What is RTSP and why does it matter?

RTSP (Real-Time Streaming Protocol) is the standard protocol used by most IP cameras to transmit video over a network. It operates on port 554 by default. RTSP does not encrypt the video stream and has no built-in protection against brute-force login attempts. If a camera's RTSP stream is accessible from the internet — either through port forwarding or UPnP — and is protected only by weak or default credentials, anyone who discovers it can view the feed.

What is UPnP and why should I disable it?

UPnP (Universal Plug and Play) is a protocol that allows devices on your network to automatically open ports on your router. It was designed for convenience — making it easy for devices to become remotely accessible without manual configuration. The problem is that it does this silently, without requiring your approval. A camera (or any other device) can use UPnP to expose itself to the internet the moment it connects to your network. Disabling UPnP on your router prevents this and forces you to manually approve any port forwarding rules.
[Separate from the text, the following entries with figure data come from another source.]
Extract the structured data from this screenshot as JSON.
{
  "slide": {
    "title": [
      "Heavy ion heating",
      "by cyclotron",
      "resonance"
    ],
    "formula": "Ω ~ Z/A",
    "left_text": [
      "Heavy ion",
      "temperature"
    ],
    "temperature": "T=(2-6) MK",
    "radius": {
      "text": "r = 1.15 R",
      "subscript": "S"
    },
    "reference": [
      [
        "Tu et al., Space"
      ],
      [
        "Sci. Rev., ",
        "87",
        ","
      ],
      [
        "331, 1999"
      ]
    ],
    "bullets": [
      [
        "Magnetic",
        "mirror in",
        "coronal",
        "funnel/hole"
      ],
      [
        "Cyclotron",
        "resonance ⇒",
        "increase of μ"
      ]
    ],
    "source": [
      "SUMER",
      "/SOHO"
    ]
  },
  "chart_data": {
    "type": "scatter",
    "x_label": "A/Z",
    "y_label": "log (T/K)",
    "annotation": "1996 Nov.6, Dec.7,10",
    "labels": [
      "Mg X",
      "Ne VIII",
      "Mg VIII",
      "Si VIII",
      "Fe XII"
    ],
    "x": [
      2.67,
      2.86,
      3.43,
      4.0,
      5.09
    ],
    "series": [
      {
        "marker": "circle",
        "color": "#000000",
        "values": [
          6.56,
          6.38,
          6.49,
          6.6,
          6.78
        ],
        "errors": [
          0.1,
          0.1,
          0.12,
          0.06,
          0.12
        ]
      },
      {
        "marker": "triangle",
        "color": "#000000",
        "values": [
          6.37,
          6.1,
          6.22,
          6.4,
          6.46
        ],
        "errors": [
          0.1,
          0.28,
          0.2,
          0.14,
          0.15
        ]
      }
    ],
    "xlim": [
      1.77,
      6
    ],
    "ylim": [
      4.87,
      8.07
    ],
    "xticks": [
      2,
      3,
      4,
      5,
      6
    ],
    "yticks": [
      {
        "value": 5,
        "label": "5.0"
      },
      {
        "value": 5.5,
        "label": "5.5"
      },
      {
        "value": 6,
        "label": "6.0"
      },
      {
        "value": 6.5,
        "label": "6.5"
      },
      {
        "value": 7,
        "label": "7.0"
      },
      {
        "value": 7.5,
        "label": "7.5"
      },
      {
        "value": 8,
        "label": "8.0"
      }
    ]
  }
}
Do I need a subscription for local security camera storage?

No. Cameras that record to a local microSD card or a network video recorder (NVR) on your home network do not require any subscription. All footage stays on hardware you physically own. For software-based NVR, Frigate is a free, open-source option that runs on modest hardware (including a Raspberry Pi 5) and integrates with Home Assistant for smart home automations. See our local storage camera guide for specific product recommendations.

Can I check my camera's security without technical skills?

Yes. The three most impactful checks require no specialized knowledge: (1) search your camera's model name plus "default password" in a search engine and verify you are not using the default; (2) log into your router and look for unfamiliar port forwarding rules; (3) check your router's settings for UPnP and disable it if enabled. These three steps address the vast majority of direct-exposure risk.